# AC drain pipe question



## sailtexas (Aug 2, 2010)

I've resently cleaned the gunk out of my AC unit drain pipe and the unit is running just fine again. To get to the clog, I had to cut into the existing PVC pipe and repair it afterwards. 

The original PVC drain pipe had a shallow trap (not like a U trap on the sink, but much more rounded) between the AC unit exhaust port and the clean out "T". I'm thinking of replacing the drain pipe with newer PVC and I'm wondering why there is a trap there at all. It seems that the flow would be much more efficient without any small dip and incline as it exits the AC unit. Can anyone tell me what purpose this trap serves? It seems to me that it's just another low spot for further gunk to build up and it makes using a snake even harder. Do I need this trap or can I just replace it with a straight section of PVC?
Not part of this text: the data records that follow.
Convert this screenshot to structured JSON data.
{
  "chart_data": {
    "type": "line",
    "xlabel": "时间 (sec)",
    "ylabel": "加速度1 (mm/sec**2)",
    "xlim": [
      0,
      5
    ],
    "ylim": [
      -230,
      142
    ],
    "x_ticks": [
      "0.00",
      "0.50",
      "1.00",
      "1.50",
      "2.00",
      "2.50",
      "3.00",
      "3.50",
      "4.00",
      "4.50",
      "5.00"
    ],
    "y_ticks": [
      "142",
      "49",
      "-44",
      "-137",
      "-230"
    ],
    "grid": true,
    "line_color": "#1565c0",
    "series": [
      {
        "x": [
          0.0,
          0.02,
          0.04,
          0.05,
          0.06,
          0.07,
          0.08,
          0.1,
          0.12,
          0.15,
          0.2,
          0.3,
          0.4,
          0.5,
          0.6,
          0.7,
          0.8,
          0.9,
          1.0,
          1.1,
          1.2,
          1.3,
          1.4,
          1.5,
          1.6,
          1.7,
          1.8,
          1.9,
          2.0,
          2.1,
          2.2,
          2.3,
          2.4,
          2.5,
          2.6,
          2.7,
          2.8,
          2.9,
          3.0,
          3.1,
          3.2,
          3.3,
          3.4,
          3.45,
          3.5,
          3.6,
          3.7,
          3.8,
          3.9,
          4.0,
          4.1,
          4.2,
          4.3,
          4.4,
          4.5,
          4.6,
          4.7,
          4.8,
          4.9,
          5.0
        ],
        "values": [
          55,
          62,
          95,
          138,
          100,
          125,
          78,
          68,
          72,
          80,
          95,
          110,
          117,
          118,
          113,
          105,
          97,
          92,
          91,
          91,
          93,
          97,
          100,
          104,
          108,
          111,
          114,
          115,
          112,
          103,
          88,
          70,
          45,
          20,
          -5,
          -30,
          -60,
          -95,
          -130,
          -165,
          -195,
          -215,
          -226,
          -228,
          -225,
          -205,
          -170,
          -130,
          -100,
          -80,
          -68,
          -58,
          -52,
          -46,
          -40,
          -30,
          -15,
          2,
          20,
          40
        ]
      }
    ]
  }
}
Thoughts and comments appreciated. Thanks!


----------



## kok328 (Aug 2, 2010)

Depending on how long the horizontal pipe run is until it reaches the vertical fall of the pipe, you might need it to prevent condensate from being sucked back into the system via the airflow of the blower motor.
Mine comes straight out the unit and immediately 90's into the vertical drain so there's no chance of it being sucked back in.


----------



## sailtexas (Aug 3, 2010)

Thank you for the insight. There is a 6" run coming out of the unit to a horizontal 90 degree elbow and then about a 2.5' run to the 90 degree elbow on the top of the vertical drop. I guess if I can find a similar PVC trap then I might as well replace it. If not, then I will just use the straight pipe. Thanks again.


----------